Trotz dieser auf den ersten Blick befriedigenden Lage, gibt es noch viel zu verbessern. „Online-Buchungen, Bestellungen oder auch das Streamen von Filmen – diese und viele weitere Angebote im Internet machen für Privatleute doch nur Spaß und Sinn, wenn die Leitung mindestens 16 Mbit/s aufweist. Legt man die Messlatte für Unterversorgung auf diese Höhe, dann sind 45 000 Haushalte mit rund 95 000 Menschen betroffen. Viele von ihnen leben dabei in Kern- und Randgebieten der Städte. Hier kann und muss etwas geschehen“, sagt Ulrich Schilling.
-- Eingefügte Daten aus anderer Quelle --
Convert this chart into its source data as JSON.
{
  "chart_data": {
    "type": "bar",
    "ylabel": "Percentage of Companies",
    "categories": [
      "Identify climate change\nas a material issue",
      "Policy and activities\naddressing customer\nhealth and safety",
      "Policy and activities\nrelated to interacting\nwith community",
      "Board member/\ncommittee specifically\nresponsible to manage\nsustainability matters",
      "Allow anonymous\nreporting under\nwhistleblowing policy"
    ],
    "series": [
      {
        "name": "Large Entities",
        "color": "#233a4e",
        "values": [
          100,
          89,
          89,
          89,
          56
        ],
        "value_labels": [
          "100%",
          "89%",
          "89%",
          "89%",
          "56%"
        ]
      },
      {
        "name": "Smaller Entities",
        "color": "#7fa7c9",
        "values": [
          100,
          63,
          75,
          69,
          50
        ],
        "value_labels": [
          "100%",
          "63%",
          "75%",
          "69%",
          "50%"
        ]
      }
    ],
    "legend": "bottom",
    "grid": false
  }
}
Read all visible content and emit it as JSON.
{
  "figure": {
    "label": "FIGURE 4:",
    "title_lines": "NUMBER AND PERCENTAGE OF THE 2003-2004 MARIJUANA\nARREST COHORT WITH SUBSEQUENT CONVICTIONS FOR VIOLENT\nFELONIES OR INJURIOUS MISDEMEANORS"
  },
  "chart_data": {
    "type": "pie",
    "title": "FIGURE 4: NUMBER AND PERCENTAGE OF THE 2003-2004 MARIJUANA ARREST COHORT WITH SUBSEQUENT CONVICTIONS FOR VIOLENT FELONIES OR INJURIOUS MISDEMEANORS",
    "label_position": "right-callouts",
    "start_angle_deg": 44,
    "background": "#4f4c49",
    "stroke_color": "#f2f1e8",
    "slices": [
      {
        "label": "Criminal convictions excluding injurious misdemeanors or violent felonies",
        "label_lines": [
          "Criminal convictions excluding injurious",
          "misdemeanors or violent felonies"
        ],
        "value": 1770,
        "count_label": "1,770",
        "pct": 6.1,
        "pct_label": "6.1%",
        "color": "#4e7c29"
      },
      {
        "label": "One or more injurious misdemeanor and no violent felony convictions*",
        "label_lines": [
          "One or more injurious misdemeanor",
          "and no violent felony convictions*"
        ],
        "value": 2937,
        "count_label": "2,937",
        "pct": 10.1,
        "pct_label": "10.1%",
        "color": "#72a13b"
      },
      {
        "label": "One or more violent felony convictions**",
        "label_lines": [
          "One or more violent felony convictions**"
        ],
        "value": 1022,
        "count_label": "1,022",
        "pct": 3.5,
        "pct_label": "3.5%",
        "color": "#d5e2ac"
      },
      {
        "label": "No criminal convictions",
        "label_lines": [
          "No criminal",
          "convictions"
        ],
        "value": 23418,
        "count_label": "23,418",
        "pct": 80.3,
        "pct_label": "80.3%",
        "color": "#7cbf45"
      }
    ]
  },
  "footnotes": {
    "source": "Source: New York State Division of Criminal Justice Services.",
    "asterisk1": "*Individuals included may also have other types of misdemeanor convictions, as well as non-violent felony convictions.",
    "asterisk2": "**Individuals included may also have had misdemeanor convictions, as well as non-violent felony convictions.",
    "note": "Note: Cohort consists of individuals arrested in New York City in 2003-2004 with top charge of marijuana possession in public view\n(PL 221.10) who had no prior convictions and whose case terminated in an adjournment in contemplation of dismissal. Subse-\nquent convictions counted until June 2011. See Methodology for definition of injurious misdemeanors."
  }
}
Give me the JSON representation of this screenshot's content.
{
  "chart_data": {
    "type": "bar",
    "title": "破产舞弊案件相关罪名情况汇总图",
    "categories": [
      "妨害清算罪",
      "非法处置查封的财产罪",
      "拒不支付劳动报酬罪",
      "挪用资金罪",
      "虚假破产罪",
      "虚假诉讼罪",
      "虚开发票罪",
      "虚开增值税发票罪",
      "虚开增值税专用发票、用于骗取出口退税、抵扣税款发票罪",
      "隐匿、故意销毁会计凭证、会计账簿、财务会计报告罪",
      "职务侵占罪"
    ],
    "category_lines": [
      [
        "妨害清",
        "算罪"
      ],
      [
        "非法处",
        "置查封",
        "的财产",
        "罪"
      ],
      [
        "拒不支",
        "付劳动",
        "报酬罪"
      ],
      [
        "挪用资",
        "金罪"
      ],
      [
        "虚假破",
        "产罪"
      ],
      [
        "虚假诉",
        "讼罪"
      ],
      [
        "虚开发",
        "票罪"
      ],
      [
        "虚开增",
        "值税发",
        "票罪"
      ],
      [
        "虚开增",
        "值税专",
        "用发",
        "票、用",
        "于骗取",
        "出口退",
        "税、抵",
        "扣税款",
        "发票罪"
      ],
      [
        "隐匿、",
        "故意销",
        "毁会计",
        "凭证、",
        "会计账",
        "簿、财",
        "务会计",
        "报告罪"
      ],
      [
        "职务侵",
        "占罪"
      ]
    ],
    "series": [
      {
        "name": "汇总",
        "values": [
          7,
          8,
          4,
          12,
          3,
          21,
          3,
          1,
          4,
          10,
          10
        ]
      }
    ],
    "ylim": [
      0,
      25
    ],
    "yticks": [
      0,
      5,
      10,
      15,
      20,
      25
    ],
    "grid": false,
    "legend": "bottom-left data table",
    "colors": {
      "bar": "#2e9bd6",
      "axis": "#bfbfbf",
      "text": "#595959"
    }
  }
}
Große Lücken in Gewerbegebieten

Weitere Herausforderungen: Zum einen haben Unternehmen fast immer Bedarfe jenseits der 50 Mbit/s–Grenze. Hier weisen viele der untersuchten Gewerbegebiete noch große Lücken auf. Zum anderen gilt es, Lösungen zu finden, wie die Inhaber von bereits vorhandner Infrastruktur wie Glasfaserleitungen oder auch Schutz- und Leerrohren mit den Anbietern von Internetverbindungen zu gemeinsamen Geschäftsmodellen kommen, von denen am Ende Bevölkerung und Unternehmen profitieren. „Generell gefordert ist ein abgestimmtes kreisweites Vorgehen in den als unterversorgt geltenden Gebieten“, skizziert Schilling.